John kisses him, slowly and gently, trying to communicate how grateful he is to have met Sherlock, how much he loves him, and how much he wants to wake up like this every morning for the rest of his natural life.

Some of this obviously gets through because Sherlock is smiling when John pulls back, and smoothing a long thumb over the point of John’s shoulder beneath his T-shirt.

‘There’s a Japanese belief,’ Sherlock murmurs, staring intently at his thumb rubbing the soft, worn cotton against John’s skin, ‘that if you fold one thousand paper cranes, then the gods will grant you your heart’s desire.’

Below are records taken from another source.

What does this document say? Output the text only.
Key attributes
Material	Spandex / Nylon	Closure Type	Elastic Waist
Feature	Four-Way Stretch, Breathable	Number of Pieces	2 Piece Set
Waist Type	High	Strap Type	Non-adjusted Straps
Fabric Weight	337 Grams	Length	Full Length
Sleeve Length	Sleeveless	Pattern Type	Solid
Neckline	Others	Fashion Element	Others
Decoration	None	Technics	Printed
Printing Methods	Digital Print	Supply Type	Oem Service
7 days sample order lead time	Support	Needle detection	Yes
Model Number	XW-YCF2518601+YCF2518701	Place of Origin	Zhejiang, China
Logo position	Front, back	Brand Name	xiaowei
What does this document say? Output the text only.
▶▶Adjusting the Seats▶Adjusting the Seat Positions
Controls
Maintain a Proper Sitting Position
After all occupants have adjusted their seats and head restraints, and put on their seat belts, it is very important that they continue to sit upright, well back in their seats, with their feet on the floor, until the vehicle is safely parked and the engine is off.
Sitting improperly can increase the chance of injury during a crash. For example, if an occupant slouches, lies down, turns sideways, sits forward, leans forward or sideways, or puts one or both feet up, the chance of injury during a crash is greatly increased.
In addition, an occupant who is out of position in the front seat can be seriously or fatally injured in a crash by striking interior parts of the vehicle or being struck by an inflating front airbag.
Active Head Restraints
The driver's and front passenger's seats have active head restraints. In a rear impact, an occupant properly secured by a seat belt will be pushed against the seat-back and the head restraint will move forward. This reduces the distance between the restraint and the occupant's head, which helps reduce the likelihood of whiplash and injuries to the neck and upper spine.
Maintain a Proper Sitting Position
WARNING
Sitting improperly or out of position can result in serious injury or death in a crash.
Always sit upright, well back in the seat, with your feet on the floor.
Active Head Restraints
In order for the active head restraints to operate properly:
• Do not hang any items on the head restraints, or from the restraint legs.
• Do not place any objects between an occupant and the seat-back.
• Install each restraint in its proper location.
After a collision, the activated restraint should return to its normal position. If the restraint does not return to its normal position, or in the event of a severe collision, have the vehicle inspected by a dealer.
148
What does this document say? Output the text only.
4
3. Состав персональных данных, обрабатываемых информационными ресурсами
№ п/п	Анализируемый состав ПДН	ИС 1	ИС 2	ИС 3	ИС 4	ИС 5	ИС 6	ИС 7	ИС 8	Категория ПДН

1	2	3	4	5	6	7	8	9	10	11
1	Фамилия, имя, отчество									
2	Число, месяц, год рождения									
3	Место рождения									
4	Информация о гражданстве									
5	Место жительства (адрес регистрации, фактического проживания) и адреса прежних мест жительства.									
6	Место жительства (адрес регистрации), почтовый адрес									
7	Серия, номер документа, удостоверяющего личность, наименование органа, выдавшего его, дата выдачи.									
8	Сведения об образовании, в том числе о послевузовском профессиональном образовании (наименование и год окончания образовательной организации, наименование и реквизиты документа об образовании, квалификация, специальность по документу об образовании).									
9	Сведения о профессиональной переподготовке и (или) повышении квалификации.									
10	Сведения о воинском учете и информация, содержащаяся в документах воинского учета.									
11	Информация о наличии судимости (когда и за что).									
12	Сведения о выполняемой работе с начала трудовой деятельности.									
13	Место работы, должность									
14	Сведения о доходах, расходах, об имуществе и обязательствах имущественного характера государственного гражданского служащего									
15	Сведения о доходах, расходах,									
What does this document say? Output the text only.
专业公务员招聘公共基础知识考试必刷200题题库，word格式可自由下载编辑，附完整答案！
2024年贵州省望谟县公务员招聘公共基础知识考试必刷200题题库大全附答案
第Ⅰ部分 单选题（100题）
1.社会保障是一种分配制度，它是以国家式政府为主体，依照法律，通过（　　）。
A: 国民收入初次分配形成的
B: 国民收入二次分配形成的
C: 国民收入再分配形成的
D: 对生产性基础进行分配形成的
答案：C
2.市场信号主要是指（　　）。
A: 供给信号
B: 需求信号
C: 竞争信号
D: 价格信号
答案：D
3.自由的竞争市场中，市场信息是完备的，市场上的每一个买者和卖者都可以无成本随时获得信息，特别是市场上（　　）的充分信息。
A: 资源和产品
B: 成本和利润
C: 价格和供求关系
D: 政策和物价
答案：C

‘I see,’ John smiles, helplessly in love with the assorted bits of trivia that Sherlock has seen fit to store in his mind. ‘So will I find another nine hundred and ninety-nine waiting for me in the living room?’

‘No.’ Sherlock lifts his eyes and blinks at him, looking sweetly confused. ‘Why would I do that? It’s only for people who don’t already have it.’

John kisses him again, and decides not to mention the dream. Sherlock is warm and pliant against him, in a better mood than John has ever seen him, and will only grow scornful at the idea of dream visions or similar nonsense. And besides, since starting to help Sherlock with his work, then it’s not even close to being the strangest thing that John’s dreamt of.